Четыре рукописи лежали в четырех различных редакциях, но ни одна из них не смогла заинтересовать издателей. А это означало… Крах.
Он поставил на карту все – в надежде на крупный выигрыш, но расклад, как оказалось, был не в его пользу. А вообще, что-нибудь в этой жизни будет в его пользу? И если будет, то когда? Хотелось бы сейчас, пока он еще относительно молод и может сполна насладиться успехом. Заслуженным успехом.
Он полагал, что успех его будет заслужен. Четыре книги, написанные словно в горячке, четыре толстые книги, всего за один год, четыре блестящих – как ему казалось – романа, которые непременно должны ВЗОРВАТЬ книжный рынок, потому что ни до него, ни после – никто ТАК не писал.
Или писал?
Он сам не знал, что думать. Иногда, перечитывая тексты, оставшиеся в компьютере, он забывал обо всем. Он без устали нажимал кнопку "Page Down", перелистывая электронные страницы. ИСТОРИЯ, рассказанная умелым рассказчиком, манила его, звала за собой, она была настолько увлекательна, что он забывал, что этот рассказчик – он сам.
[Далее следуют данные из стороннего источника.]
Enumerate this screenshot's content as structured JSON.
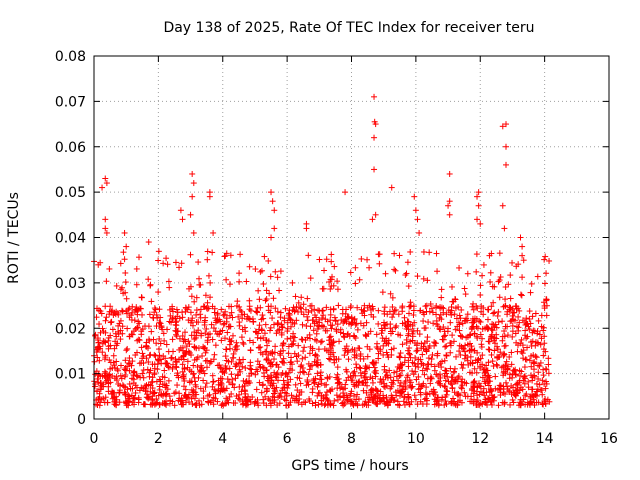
{
  "chart_data": {
    "type": "scatter",
    "title": "Day 138 of 2025, Rate Of TEC Index for receiver teru",
    "xlabel": "GPS time / hours",
    "ylabel": "ROTI / TECUs",
    "xlim": [
      0,
      16
    ],
    "ylim": [
      0,
      0.08
    ],
    "x_ticks": [
      "0",
      "2",
      "4",
      "6",
      "8",
      "10",
      "12",
      "14",
      "16"
    ],
    "y_ticks": [
      "0",
      "0.01",
      "0.02",
      "0.03",
      "0.04",
      "0.05",
      "0.06",
      "0.07",
      "0.08"
    ],
    "grid": true,
    "marker": "plus",
    "series_color": "#ff0000",
    "x_data_range": [
      0,
      14.15
    ],
    "typical_y_range": [
      0.003,
      0.025
    ],
    "notable_points": [
      {
        "x": 0.35,
        "y": 0.053
      },
      {
        "x": 0.4,
        "y": 0.052
      },
      {
        "x": 0.25,
        "y": 0.051
      },
      {
        "x": 0.35,
        "y": 0.044
      },
      {
        "x": 0.35,
        "y": 0.042
      },
      {
        "x": 0.4,
        "y": 0.041
      },
      {
        "x": 0.95,
        "y": 0.041
      },
      {
        "x": 1.0,
        "y": 0.038
      },
      {
        "x": 1.7,
        "y": 0.039
      },
      {
        "x": 2.7,
        "y": 0.046
      },
      {
        "x": 2.75,
        "y": 0.044
      },
      {
        "x": 3.05,
        "y": 0.054
      },
      {
        "x": 3.1,
        "y": 0.052
      },
      {
        "x": 3.05,
        "y": 0.049
      },
      {
        "x": 3.0,
        "y": 0.045
      },
      {
        "x": 3.1,
        "y": 0.041
      },
      {
        "x": 3.6,
        "y": 0.05
      },
      {
        "x": 3.6,
        "y": 0.049
      },
      {
        "x": 3.7,
        "y": 0.041
      },
      {
        "x": 5.5,
        "y": 0.05
      },
      {
        "x": 5.55,
        "y": 0.048
      },
      {
        "x": 5.6,
        "y": 0.046
      },
      {
        "x": 5.6,
        "y": 0.042
      },
      {
        "x": 5.5,
        "y": 0.04
      },
      {
        "x": 6.6,
        "y": 0.043
      },
      {
        "x": 6.6,
        "y": 0.042
      },
      {
        "x": 7.8,
        "y": 0.05
      },
      {
        "x": 8.7,
        "y": 0.071
      },
      {
        "x": 8.75,
        "y": 0.065
      },
      {
        "x": 8.72,
        "y": 0.0655
      },
      {
        "x": 8.7,
        "y": 0.062
      },
      {
        "x": 8.7,
        "y": 0.055
      },
      {
        "x": 8.75,
        "y": 0.045
      },
      {
        "x": 8.65,
        "y": 0.044
      },
      {
        "x": 9.25,
        "y": 0.051
      },
      {
        "x": 9.95,
        "y": 0.049
      },
      {
        "x": 10.0,
        "y": 0.046
      },
      {
        "x": 10.05,
        "y": 0.044
      },
      {
        "x": 10.1,
        "y": 0.041
      },
      {
        "x": 11.05,
        "y": 0.054
      },
      {
        "x": 11.05,
        "y": 0.048
      },
      {
        "x": 11.0,
        "y": 0.047
      },
      {
        "x": 11.05,
        "y": 0.045
      },
      {
        "x": 11.9,
        "y": 0.049
      },
      {
        "x": 11.95,
        "y": 0.05
      },
      {
        "x": 11.95,
        "y": 0.047
      },
      {
        "x": 11.9,
        "y": 0.044
      },
      {
        "x": 12.0,
        "y": 0.043
      },
      {
        "x": 12.7,
        "y": 0.0645
      },
      {
        "x": 12.8,
        "y": 0.065
      },
      {
        "x": 12.8,
        "y": 0.06
      },
      {
        "x": 12.8,
        "y": 0.056
      },
      {
        "x": 12.7,
        "y": 0.047
      },
      {
        "x": 12.75,
        "y": 0.042
      },
      {
        "x": 13.25,
        "y": 0.04
      },
      {
        "x": 13.3,
        "y": 0.038
      },
      {
        "x": 13.3,
        "y": 0.036
      },
      {
        "x": 13.35,
        "y": 0.035
      }
    ]
  }
}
Он мог одолеть пятисотстраничный текст за день и нигде ни разу не споткнуться, не затормозиться; персонажи выглядели, как живые, порою он слышал их голоса, раздающиеся из разных углов маленькой комнаты, которую снимал у хозяина квартиры – беспробудного пьяницы, дяди Валеры. (Впрочем, Валера был старше его всего на восемь лет, и прозвище "дядя" ничем не заслужил, но все в подъезде называли его "дядей", и он тоже – вслед за всеми).
А иногда… Он неохотно брел к компьютеру, ждал, когда допотопный кусок железа загрузится, и с отвращением открывал файл.